400 years of African-Canadian history in a Dalhousie minor
The marginalized study of African-Canadian history and culture has taken centre stage at Dalhousie University this fall. A new interdisciplinary minor, black and African diaspora studies, will offer a contemporary and historic view of black history in Canada. It’s an area that program creator Afua Cooper says has long been ignored. “It’s still a submerged area of study,” she says. “Frankly speaking, I would say people in the university system haven’t seen black studies as something worthy of scholarly inquiry.”
Many courses only focus on certain branches of black history, and it often tends to be about the United States. Cooper, who is Dalhousie’s James R. Johnston chair in black Canadian studies, finds many Canadians don’t know about our black history beyond this past century. In fact, the presence of blacks in Canada dates back to 1604 and the Port Royal settlement. It’s this 400-year legacy, along with arts, culture and other topics, that Cooper wants to focus on. “Students will learn about the long-lasting black communities all over this country and the struggles and triumphs of black Canadians,” she says. “They faced a lot of discrimination throughout these centuries: social exclusion, segregation, segregated schools.”
Having this branch of study is even more important today, in the wake of Black Lives Matter. “Students may say, ‘Why do we have to learn about Viola Desmond, because it was 1946 and she was protesting racial segregation,’ ” says Cooper. “That’s gone, but here we are with Black Lives Matter . . . there’s a thread from Viola Desmond and events before her that connects to this.”
While she has been successful with her endeavour, Cooper isn’t the only one who saw an education gap and pushed for change at Dalhousie. In 1970, the late Halifax lawyer and activist Rocky Jones and James Walker, a professor in the University of Waterloo’s department of history, helped establish Dalhousie’s Transition Year Program (TYP), which helps Aboriginal and black students prepare for university. “Our intention was to break a syndrome of discrimination and disadvantages that were affecting black kids’ educational opportunities,” says Walker.

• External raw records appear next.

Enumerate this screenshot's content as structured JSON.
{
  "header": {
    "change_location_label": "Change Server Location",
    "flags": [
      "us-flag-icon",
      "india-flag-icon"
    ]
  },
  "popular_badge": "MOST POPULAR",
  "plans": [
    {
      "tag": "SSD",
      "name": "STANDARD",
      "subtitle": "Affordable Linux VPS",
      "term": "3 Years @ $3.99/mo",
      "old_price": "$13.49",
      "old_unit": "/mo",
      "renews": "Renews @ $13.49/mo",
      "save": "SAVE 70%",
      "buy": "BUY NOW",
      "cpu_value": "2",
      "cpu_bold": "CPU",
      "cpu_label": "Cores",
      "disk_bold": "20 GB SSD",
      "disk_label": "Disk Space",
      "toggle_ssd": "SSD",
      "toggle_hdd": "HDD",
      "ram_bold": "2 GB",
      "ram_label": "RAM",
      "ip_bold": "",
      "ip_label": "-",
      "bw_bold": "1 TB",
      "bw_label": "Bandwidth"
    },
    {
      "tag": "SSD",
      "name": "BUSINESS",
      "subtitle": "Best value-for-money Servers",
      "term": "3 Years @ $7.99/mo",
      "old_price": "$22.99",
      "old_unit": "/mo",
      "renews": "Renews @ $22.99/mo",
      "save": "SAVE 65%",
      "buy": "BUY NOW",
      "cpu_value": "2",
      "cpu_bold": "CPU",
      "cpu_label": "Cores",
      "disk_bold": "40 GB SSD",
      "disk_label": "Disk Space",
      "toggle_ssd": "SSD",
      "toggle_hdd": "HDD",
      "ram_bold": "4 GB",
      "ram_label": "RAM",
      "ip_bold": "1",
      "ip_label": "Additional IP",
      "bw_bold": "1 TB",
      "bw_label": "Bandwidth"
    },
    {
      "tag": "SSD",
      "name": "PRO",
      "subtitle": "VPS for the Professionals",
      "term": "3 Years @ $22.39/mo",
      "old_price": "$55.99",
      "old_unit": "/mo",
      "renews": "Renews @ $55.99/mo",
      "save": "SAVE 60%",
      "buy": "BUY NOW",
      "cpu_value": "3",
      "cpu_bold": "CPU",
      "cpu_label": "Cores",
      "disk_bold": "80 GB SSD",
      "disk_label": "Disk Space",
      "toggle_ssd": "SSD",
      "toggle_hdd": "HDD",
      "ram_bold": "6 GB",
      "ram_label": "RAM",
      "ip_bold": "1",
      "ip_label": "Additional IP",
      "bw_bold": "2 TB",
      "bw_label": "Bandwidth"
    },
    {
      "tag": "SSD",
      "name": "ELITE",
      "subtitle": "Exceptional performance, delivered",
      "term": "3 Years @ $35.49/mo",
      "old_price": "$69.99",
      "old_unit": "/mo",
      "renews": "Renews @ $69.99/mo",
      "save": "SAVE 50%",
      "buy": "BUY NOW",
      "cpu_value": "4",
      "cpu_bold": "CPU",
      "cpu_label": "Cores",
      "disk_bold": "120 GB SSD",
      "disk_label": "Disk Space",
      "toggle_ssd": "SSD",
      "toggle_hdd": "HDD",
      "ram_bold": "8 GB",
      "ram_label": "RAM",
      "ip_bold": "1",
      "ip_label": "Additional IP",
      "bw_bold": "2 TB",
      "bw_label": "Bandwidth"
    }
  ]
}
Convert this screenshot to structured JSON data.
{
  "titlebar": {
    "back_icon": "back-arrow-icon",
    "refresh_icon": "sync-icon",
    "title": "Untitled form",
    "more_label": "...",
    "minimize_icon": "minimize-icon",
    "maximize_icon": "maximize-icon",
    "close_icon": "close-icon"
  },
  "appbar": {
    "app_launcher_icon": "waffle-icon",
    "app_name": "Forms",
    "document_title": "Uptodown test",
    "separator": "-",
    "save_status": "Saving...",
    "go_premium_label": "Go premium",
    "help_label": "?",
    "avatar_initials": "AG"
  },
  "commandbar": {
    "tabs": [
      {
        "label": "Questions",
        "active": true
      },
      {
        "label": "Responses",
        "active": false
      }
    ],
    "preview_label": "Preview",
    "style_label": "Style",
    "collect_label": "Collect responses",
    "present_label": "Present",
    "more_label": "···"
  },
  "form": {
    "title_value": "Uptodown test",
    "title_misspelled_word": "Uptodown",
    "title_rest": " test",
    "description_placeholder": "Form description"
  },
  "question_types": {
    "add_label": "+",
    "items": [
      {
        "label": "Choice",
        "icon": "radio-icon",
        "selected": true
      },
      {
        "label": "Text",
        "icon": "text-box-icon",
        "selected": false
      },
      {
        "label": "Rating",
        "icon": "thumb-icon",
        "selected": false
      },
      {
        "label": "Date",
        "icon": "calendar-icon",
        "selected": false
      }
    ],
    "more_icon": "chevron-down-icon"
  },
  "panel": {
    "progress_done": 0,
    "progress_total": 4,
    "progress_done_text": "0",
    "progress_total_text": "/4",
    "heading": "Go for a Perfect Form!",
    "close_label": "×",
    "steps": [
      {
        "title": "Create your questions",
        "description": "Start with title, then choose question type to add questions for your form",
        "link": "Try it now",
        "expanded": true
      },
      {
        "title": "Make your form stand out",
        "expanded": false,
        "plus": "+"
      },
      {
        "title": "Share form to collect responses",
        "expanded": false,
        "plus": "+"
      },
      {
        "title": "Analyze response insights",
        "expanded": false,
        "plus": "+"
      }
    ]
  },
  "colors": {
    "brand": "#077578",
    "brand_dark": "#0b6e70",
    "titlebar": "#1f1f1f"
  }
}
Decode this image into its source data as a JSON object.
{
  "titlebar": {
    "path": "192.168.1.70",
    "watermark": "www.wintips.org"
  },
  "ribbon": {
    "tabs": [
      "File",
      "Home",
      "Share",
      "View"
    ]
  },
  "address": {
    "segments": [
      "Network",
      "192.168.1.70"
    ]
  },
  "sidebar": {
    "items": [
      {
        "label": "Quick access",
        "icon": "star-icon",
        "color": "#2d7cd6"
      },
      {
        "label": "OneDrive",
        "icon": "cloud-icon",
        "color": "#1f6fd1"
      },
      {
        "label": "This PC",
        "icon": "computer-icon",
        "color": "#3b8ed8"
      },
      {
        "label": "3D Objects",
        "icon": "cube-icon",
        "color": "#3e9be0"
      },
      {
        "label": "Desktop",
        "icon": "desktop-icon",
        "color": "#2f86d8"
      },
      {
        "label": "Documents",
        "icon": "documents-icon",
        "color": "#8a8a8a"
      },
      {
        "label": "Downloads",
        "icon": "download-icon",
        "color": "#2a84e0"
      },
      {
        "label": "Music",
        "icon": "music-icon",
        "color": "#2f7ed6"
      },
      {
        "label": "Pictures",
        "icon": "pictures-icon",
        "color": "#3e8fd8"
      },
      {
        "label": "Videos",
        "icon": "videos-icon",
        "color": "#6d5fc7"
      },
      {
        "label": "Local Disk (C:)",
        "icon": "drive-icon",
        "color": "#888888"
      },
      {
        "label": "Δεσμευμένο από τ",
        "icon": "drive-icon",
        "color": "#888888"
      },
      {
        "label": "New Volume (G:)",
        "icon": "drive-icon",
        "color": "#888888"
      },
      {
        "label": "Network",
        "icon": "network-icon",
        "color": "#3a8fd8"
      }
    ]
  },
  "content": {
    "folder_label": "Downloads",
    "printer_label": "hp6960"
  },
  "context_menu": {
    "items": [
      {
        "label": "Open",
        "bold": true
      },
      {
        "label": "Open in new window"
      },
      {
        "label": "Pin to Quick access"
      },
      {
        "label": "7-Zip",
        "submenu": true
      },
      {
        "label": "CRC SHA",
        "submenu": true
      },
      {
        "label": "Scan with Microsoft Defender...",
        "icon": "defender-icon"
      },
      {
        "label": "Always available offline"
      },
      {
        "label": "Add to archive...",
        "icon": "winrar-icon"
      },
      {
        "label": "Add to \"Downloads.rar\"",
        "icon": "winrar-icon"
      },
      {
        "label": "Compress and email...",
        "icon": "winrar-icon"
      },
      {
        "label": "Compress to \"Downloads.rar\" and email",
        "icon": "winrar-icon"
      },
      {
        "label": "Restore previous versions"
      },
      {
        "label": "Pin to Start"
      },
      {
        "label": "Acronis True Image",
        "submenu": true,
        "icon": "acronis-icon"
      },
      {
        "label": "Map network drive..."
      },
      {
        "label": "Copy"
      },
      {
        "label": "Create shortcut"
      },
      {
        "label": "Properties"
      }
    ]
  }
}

In doing so, they set the stage for something much bigger—even though it took more than 40 years to establish. Walker says he and Jones thought about a black studies program and brought it to the attention of Dalhousie’s then-president Henry Hicks and Nova Scotia premier Gerald Regan when setting up the TYP. However, it didn’t go past the idea stage. “We didn’t draw up a plan, and it wasn’t as advanced as what is happening now,” says Walker. “There wasn’t someone who studies that area, like there is with the black studies chair.”
Now that the new program is established—as a minor with three required courses and electives totalling 12 credit hours—Cooper is looking forward to seeing what it can bring to the Dalhousie community. “We will see what the interest is from students and the community and take it from there, with the intention of turning it into a major,” she says.